Film critic Nelson Carro praised the imagination and talent of the film, having re-created the look of pre-colonial Mexico despite a small budget, although he criticised some scenes for looking more like a documentary. Carro also praised for achieving its own aesthetic, having avoided depictions of foreign cinema and those in the Maya codices, although he criticized that at certain times the plot seemed incomprehensible to “inexperienced viewers”.[3]

It was exhibited in the Latin American Film festival of Biarritz under the title Retuour to Aztlán, where it was well received, with special praise to the film's realisation.[4][5][6] In 1992 the director was surprised because the film was not included in any cinematographic cycle of Fifth Centenary of the Discovery of America. The film was exhibited in the Film festival of Berlin, which the author asked support to his friends to be able to be present.[7]

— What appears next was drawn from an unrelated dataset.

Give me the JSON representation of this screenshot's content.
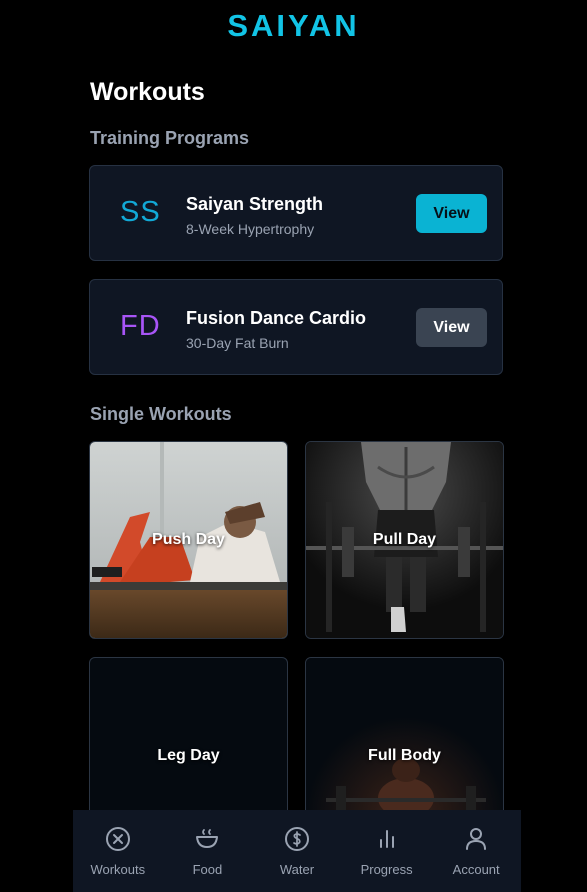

In 2006 Juan Mora declared that the producer of Mel Gibson's Apocalypto had requested him a copy of his film and paid $9 USD for a VHS copy. He accused also that after view the trailer of the film, he believed that some scenes of Gibson's film had been copied from Return to Aztlan.[8][9]

See also[edit]


  1. ^ "Retorno a Aztlán (In Necuepaliztli in Aztlan) - Instituto Mexicano de Cinematografía". IMCINE. Retrieved 2016-07-10.
  2. ^ a b c Cineteca Nacional. Expediente 02592. México, CONACULTA, 1990, consulted on Research Center.
  3. ^ Carro, Nelson (April 4–10, 1991). "Retorno a Aztlán". Tiempo Libre magazine.
  4. ^ "Maravilló el filme Retorno a Aztlán (Surprising the film Retorno a Aztlán)" (in Spanish). El Universal (México). October 12, 1991.
  5. ^ "Aplausos y felicitaciones para el filme de Juan Mora Cattlet, Retorno A Aztlán (Applauses and congratulations for Juan Mora Cattlet's film, Return to Aztlán)" (in Spanish). El Sol de México. September 28, 1991.
  6. ^ "Mención a cinta mexicana (Mention to Mexican Film)". Esto (in Spanish). October 28, 1992.
  7. ^ "Mora Cattlet pide apoyo a sus amigos para viajar a Berlin (Mora Cattlet ask support to his friends to travel to Berlin)". El Sol de México. January 23, 1991.
  8. ^ El País, Ediciones (2006-12-11). "Polémico filme de Mel Gibson" (in Spanish). Retrieved 2016-07-13.
  9. ^ "Apocalypto se inspira en Retorno a Aztlán -". Retrieved 2016-07-13.